June is busting out all over WallStreet. The DOW stocks kept hitting new highs in May following a virtually unabated rally since November.
As we entered June, investments were poised for a breather. An initial sell-off was driven by a jump in interest rates. They jumped and traders slammed on the brakes. Selling ensued because traders feared the cost of money would continue to spiral higher. Hence, the DOW slid 5% to kick off the happiest month of the year.
Selling contagion was fiercer overseas where Japanese stocks lost 20%. Bear in mind, Japan was up 50% so far in 2013 thanks to its aggressive monetary policy to kick start its 2-decade economic slump. It’s working but not clear if it’s sustainable. However, anytime assets rise 50% in a short time, giving back 20% isn’t bad.

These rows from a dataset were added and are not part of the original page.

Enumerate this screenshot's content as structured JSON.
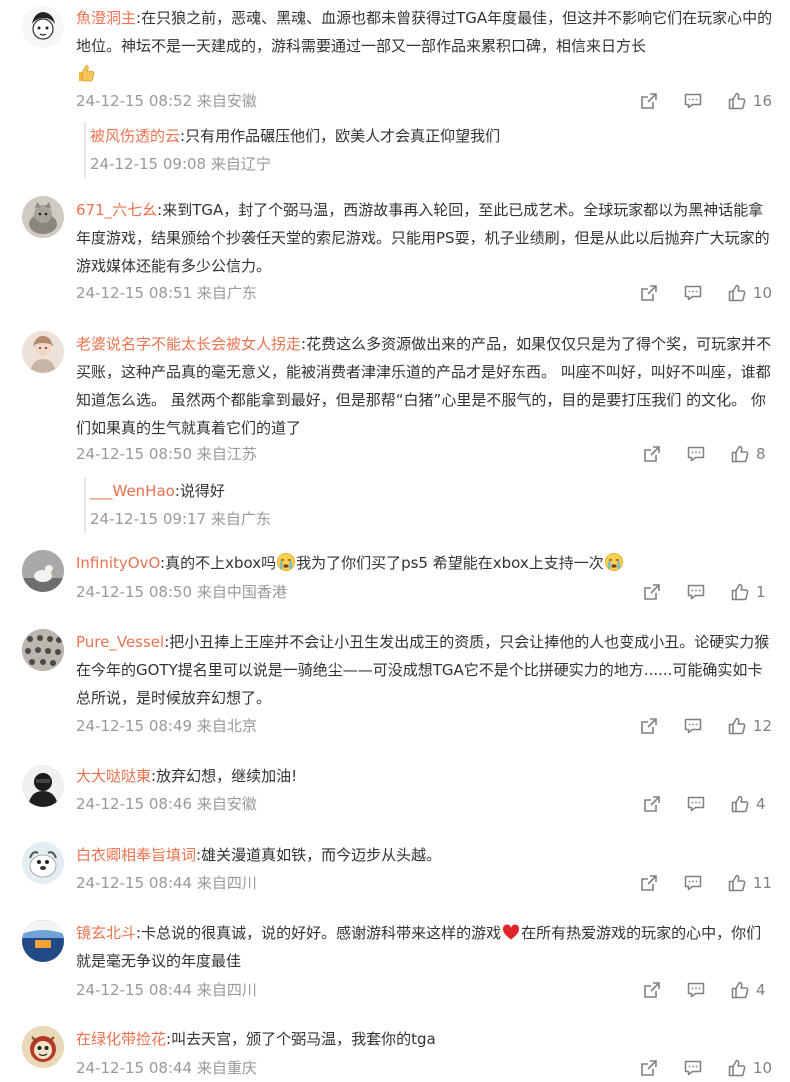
{
  "comments": [
    {
      "user": "魚澄洞主",
      "text": ":在只狼之前，恶魂、黑魂、血源也都未曾获得过TGA年度最佳，但这并不影响它们在玩家心中的地位。神坛不是一天建成的，游科需要通过一部又一部作品来累积口碑，相信来日方长",
      "emoji": "thumbs-up",
      "meta": "24-12-15 08:52 来自安徽",
      "likes": "16",
      "reply": {
        "user": "被风伤透的云",
        "text": ":只有用作品碾压他们，欧美人才会真正仰望我们",
        "meta": "24-12-15 09:08 来自辽宁"
      }
    },
    {
      "user": "671_六七幺",
      "text": ":来到TGA，封了个弼马温，西游故事再入轮回，至此已成艺术。全球玩家都以为黑神话能拿年度游戏，结果颁给个抄袭任天堂的索尼游戏。只能用PS耍，机子业绩刷，但是从此以后抛弃广大玩家的游戏媒体还能有多少公信力。",
      "meta": "24-12-15 08:51 来自广东",
      "likes": "10"
    },
    {
      "user": "老婆说名字不能太长会被女人拐走",
      "text": ":花费这么多资源做出来的产品，如果仅仅只是为了得个奖，可玩家并不买账，这种产品真的毫无意义，能被消费者津津乐道的产品才是好东西。 叫座不叫好，叫好不叫座，谁都知道怎么选。 虽然两个都能拿到最好，但是那帮“白猪”心里是不服气的，目的是要打压我们 的文化。 你们如果真的生气就真着它们的道了",
      "meta": "24-12-15 08:50 来自江苏",
      "likes": "8",
      "reply": {
        "user": "___WenHao",
        "text": ":说得好",
        "meta": "24-12-15 09:17 来自广东"
      }
    },
    {
      "user": "InfinityOvO",
      "text1": ":真的不上xbox吗",
      "text2": "我为了你们买了ps5 希望能在xbox上支持一次",
      "meta": "24-12-15 08:50 来自中国香港",
      "likes": "1"
    },
    {
      "user": "Pure_Vessel",
      "text": ":把小丑捧上王座并不会让小丑生发出成王的资质，只会让捧他的人也变成小丑。论硬实力猴在今年的GOTY提名里可以说是一骑绝尘——可没成想TGA它不是个比拼硬实力的地方......可能确实如卡总所说，是时候放弃幻想了。",
      "meta": "24-12-15 08:49 来自北京",
      "likes": "12"
    },
    {
      "user": "大大哒哒東",
      "text": ":放弃幻想，继续加油!",
      "meta": "24-12-15 08:46 来自安徽",
      "likes": "4"
    },
    {
      "user": "白衣卿相奉旨填词",
      "text": ":雄关漫道真如铁，而今迈步从头越。",
      "meta": "24-12-15 08:44 来自四川",
      "likes": "11"
    },
    {
      "user": "镜玄北斗",
      "text1": ":卡总说的很真诚，说的好好。感谢游科带来这样的游戏",
      "text2": "在所有热爱游戏的玩家的心中，你们就是毫无争议的年度最佳",
      "meta": "24-12-15 08:44 来自四川",
      "likes": "4"
    },
    {
      "user": "在绿化带捡花",
      "text": ":叫去天宫，颁了个弼马温，我套你的tga",
      "meta": "24-12-15 08:44 来自重庆",
      "likes": "10"
    }
  ],
  "colors": {
    "username": "#eb7350",
    "meta": "#999999",
    "text": "#333333"
  }
}
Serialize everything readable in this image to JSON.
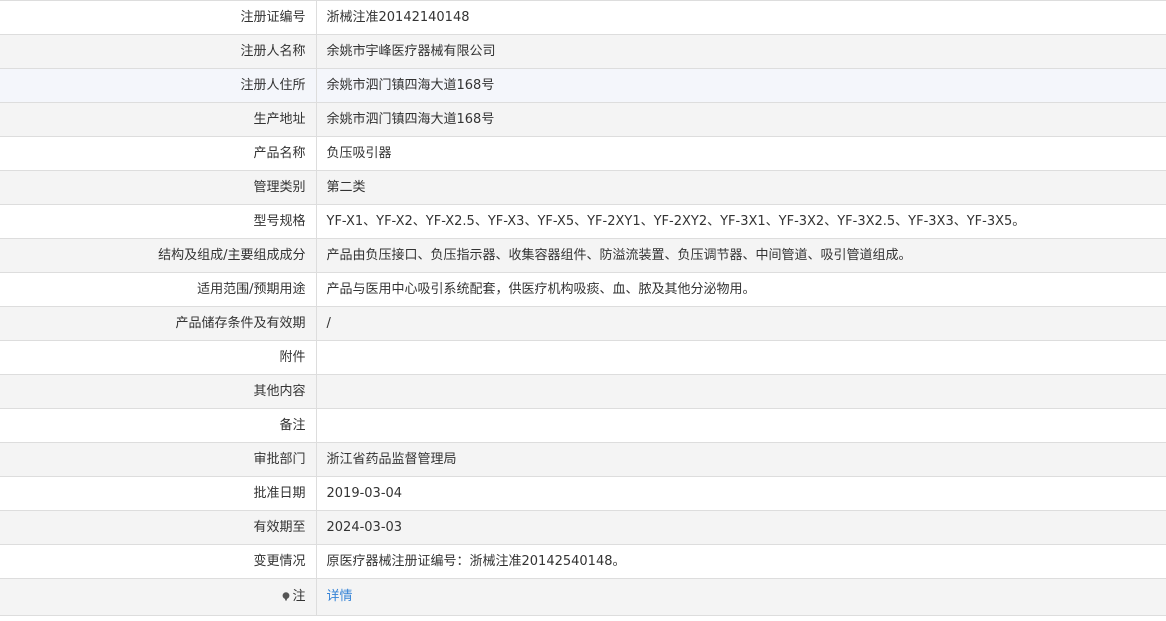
{
  "record": {
    "rows": [
      {
        "label": "注册证编号",
        "value": "浙械注准20142140148"
      },
      {
        "label": "注册人名称",
        "value": "余姚市宇峰医疗器械有限公司"
      },
      {
        "label": "注册人住所",
        "value": "余姚市泗门镇四海大道168号"
      },
      {
        "label": "生产地址",
        "value": "余姚市泗门镇四海大道168号"
      },
      {
        "label": "产品名称",
        "value": "负压吸引器"
      },
      {
        "label": "管理类别",
        "value": "第二类"
      },
      {
        "label": "型号规格",
        "value": "YF-X1、YF-X2、YF-X2.5、YF-X3、YF-X5、YF-2XY1、YF-2XY2、YF-3X1、YF-3X2、YF-3X2.5、YF-3X3、YF-3X5。"
      },
      {
        "label": "结构及组成/主要组成成分",
        "value": "产品由负压接口、负压指示器、收集容器组件、防溢流装置、负压调节器、中间管道、吸引管道组成。"
      },
      {
        "label": "适用范围/预期用途",
        "value": "产品与医用中心吸引系统配套，供医疗机构吸痰、血、脓及其他分泌物用。"
      },
      {
        "label": "产品储存条件及有效期",
        "value": "/"
      },
      {
        "label": "附件",
        "value": ""
      },
      {
        "label": "其他内容",
        "value": ""
      },
      {
        "label": "备注",
        "value": ""
      },
      {
        "label": "审批部门",
        "value": "浙江省药品监督管理局"
      },
      {
        "label": "批准日期",
        "value": "2019-03-04"
      },
      {
        "label": "有效期至",
        "value": "2024-03-03"
      },
      {
        "label": "变更情况",
        "value": "原医疗器械注册证编号：浙械注准20142540148。"
      }
    ],
    "note": {
      "label": "注",
      "icon": "note-icon",
      "link_text": "详情",
      "link_color": "#3583d6"
    }
  },
  "colors": {
    "border": "#dddddd",
    "zebra_bg": "#f4f4f4",
    "highlight_bg": "#f4f6fb",
    "text": "#333333"
  }
}
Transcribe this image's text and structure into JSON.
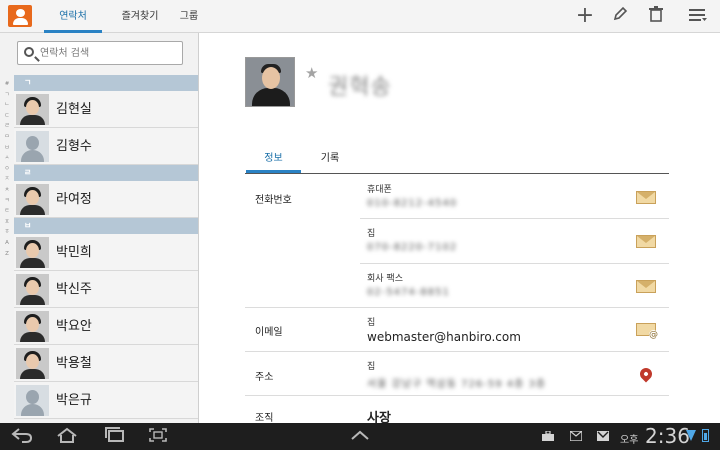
{
  "topbar": {
    "tabs": [
      {
        "label": "연락처"
      },
      {
        "label": "즐겨찾기"
      },
      {
        "label": "그룹"
      }
    ],
    "actions": {
      "add_icon": "plus-icon",
      "edit_icon": "pencil-icon",
      "delete_icon": "trash-icon",
      "menu_icon": "menu-icon"
    }
  },
  "sidebar": {
    "search_placeholder": "연락처 검색",
    "index_letters": [
      "#",
      "ㄱ",
      "ㄴ",
      "ㄷ",
      "ㄹ",
      "ㅁ",
      "ㅂ",
      "ㅅ",
      "ㅇ",
      "ㅈ",
      "ㅊ",
      "ㅋ",
      "ㅌ",
      "ㅍ",
      "ㅎ",
      "A",
      "Z"
    ],
    "sections": [
      {
        "header": "ㄱ"
      },
      {
        "header": "ㄹ"
      },
      {
        "header": "ㅂ"
      }
    ],
    "contacts": [
      {
        "name": "김현실",
        "avatar": "photo"
      },
      {
        "name": "김형수",
        "avatar": "default"
      },
      {
        "name": "라여정",
        "avatar": "photo"
      },
      {
        "name": "박민희",
        "avatar": "photo"
      },
      {
        "name": "박신주",
        "avatar": "photo"
      },
      {
        "name": "박요안",
        "avatar": "photo"
      },
      {
        "name": "박용철",
        "avatar": "photo"
      },
      {
        "name": "박은규",
        "avatar": "default"
      }
    ]
  },
  "detail": {
    "name": "권혁송",
    "tabs": {
      "info": "정보",
      "log": "기록"
    },
    "phone": {
      "label": "전화번호",
      "entries": [
        {
          "type": "휴대폰",
          "value": "010-8212-4540"
        },
        {
          "type": "집",
          "value": "070-8220-7102"
        },
        {
          "type": "회사 팩스",
          "value": "02-5474-8851"
        }
      ]
    },
    "email": {
      "label": "이메일",
      "type": "집",
      "value": "webmaster@hanbiro.com"
    },
    "address": {
      "label": "주소",
      "type": "집",
      "value": "서울 강남구 역삼동 726-59 4층 3층"
    },
    "org": {
      "label": "조직",
      "value": "사장"
    }
  },
  "statusbar": {
    "ampm": "오후",
    "time": "2:36"
  }
}
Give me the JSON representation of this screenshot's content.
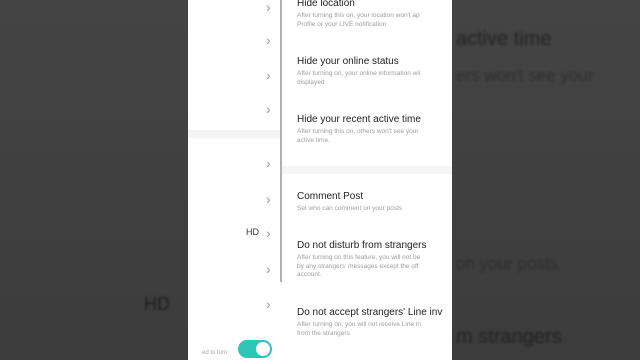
{
  "background": {
    "right_texts": [
      "active time",
      "ers won't see your",
      "on your posts",
      "m strangers"
    ],
    "left_hd": "HD"
  },
  "left_pane": {
    "hd_label": "HD",
    "toggle_note": "ed to turn"
  },
  "settings": [
    {
      "title": "Hide location",
      "desc": [
        "After turning this on, your location won't ap",
        "Profile or your LIVE notification"
      ]
    },
    {
      "title": "Hide your online status",
      "desc": [
        "After turning on, your online information wil",
        "displayed"
      ]
    },
    {
      "title": "Hide your recent active time",
      "desc": [
        "After turning this on, others won't see your",
        "active time."
      ]
    },
    {
      "title": "Comment Post",
      "desc": [
        "Set who can comment on your posts",
        ""
      ]
    },
    {
      "title": "Do not disturb from strangers",
      "desc": [
        "After turning on this feature, you will not be",
        "by any strangers' messages except the off",
        "account."
      ]
    },
    {
      "title": "Do not accept strangers' Line inv",
      "desc": [
        "After turning on, you will not receive Line in",
        "from the strangers"
      ]
    }
  ],
  "colors": {
    "toggle_on": "#2ec4b6"
  }
}
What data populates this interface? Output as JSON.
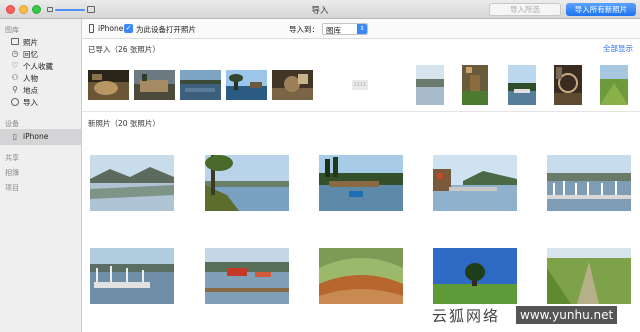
{
  "window": {
    "title": "导入"
  },
  "buttons": {
    "import_selected": "导入所选",
    "import_all": "导入所有新照片"
  },
  "sidebar": {
    "library_header": "图库",
    "library_items": [
      {
        "label": "照片",
        "icon": "photos-icon"
      },
      {
        "label": "回忆",
        "icon": "memories-icon"
      },
      {
        "label": "个人收藏",
        "icon": "heart-icon"
      },
      {
        "label": "人物",
        "icon": "person-icon"
      },
      {
        "label": "地点",
        "icon": "pin-icon"
      },
      {
        "label": "导入",
        "icon": "clock-icon"
      }
    ],
    "devices_header": "设备",
    "device_item": "iPhone",
    "shared_header": "共享",
    "albums_header": "相簿",
    "projects_header": "项目"
  },
  "toolbar": {
    "device_name": "iPhone",
    "open_photos_label": "为此设备打开照片",
    "import_to_label": "导入到：",
    "import_to_value": "图库"
  },
  "sections": {
    "imported_title": "已导入（26 张照片）",
    "show_all": "全部显示",
    "new_title": "新照片（20 张照片）"
  },
  "placeholder_text": "1111",
  "watermark": {
    "text": "云狐网络",
    "url": "www.yunhu.net"
  },
  "colors": {
    "accent": "#2a6ff0",
    "selected_row": "#d4d4d6",
    "sidebar_bg": "#f0eff0"
  }
}
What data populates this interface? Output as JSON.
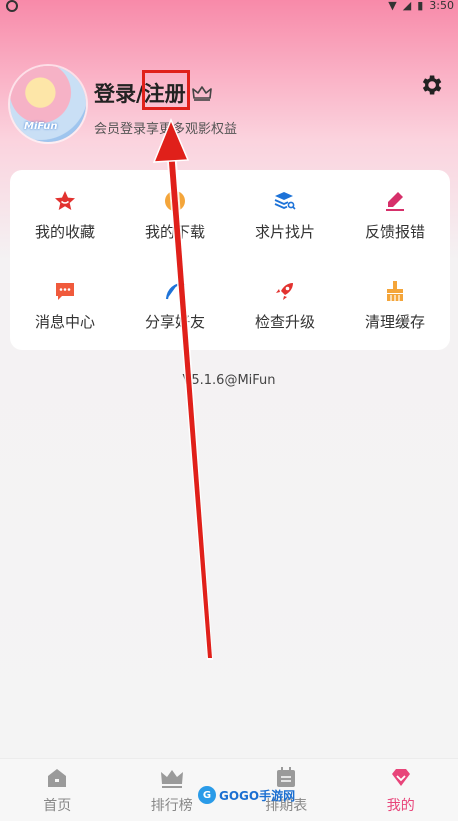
{
  "status": {
    "time": "3:50"
  },
  "profile": {
    "title": "登录/注册",
    "subtitle": "会员登录享更多观影权益",
    "avatar_tag": "MiFun"
  },
  "menu": [
    {
      "label": "我的收藏",
      "icon": "star-icon",
      "color": "#e2322f"
    },
    {
      "label": "我的下载",
      "icon": "download-icon",
      "color": "#f4a53a"
    },
    {
      "label": "求片找片",
      "icon": "search-stack-icon",
      "color": "#1e73d8"
    },
    {
      "label": "反馈报错",
      "icon": "edit-icon",
      "color": "#d6306a"
    },
    {
      "label": "消息中心",
      "icon": "message-icon",
      "color": "#f05a3c"
    },
    {
      "label": "分享好友",
      "icon": "share-icon",
      "color": "#1e73d8"
    },
    {
      "label": "检查升级",
      "icon": "rocket-icon",
      "color": "#e2322f"
    },
    {
      "label": "清理缓存",
      "icon": "broom-icon",
      "color": "#f4a53a"
    }
  ],
  "version": "V5.1.6@MiFun",
  "tabs": [
    {
      "label": "首页",
      "icon": "home-icon",
      "active": false
    },
    {
      "label": "排行榜",
      "icon": "crown-icon",
      "active": false
    },
    {
      "label": "排期表",
      "icon": "calendar-icon",
      "active": false
    },
    {
      "label": "我的",
      "icon": "heart-diamond-icon",
      "active": true
    }
  ],
  "watermark": "GOGO手游网",
  "colors": {
    "accent": "#e8457a",
    "highlight_red": "#e0201a"
  }
}
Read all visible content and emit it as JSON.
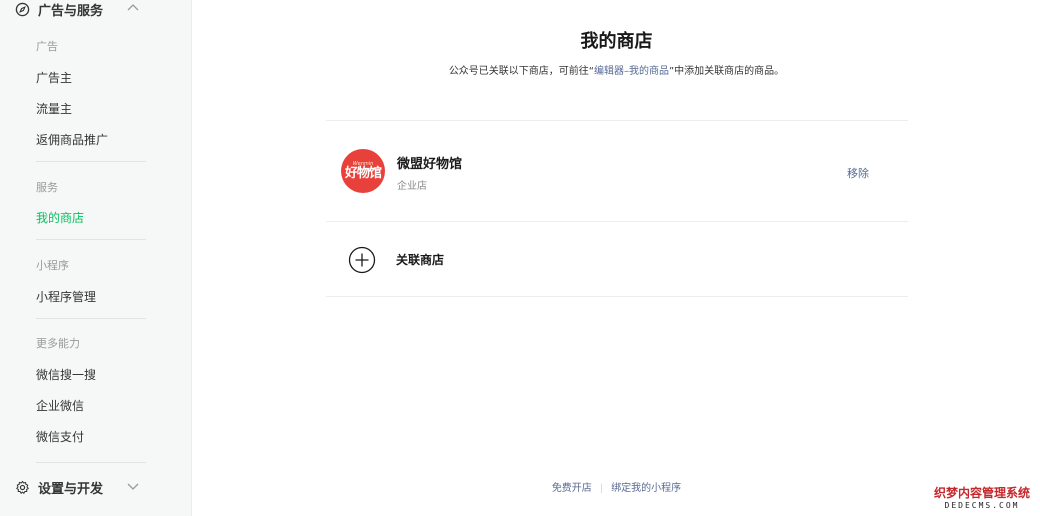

The US continues to be the safest and most stable market around the globe. Demand for US assets is potent. Even though interest rates have risen, in actuality they are still historically low. YIELD on the 10-Year Treasury Bond popped from 1.6% yield to the current 2.1%. That’s a 30% move. Also, interest rates on conforming 30-Year fixed mortgages leapt over 4% again, for the first time in over a year. For those that remember 11% double-digit mortgage rates in the early 1980’s, you know money is still downright cheap!
Stocks are still the preferential investment class. Higher interest rates have driven some income investment prices lower. This is a normal market adjustment. The fact is we don’t see significant increases in interest rates for the rest of 2013 but admittedly they are beginning to trend higher. They should: It’s natural and healthy. We continue to modify our income portfolios by introducing income-generating securities that have predictable cash flows with opportunity for price appreciation that the bond market might not provide for the coming years. As mentioned in our Spring newsletter, a big focus for us is to buy rock solid dividend stocks while awaiting the chance to morph back into coupon bonds when rates are higher. This plan is working beautifully.
The US economy continues to prove its resiliency. The May job report was better than expected. That put another charge into the stock market to end a raucous week on a high note. We expect to see a pretty eventful summer. The volatility should increase. So buckle up. Have a great weekend. We’re on it.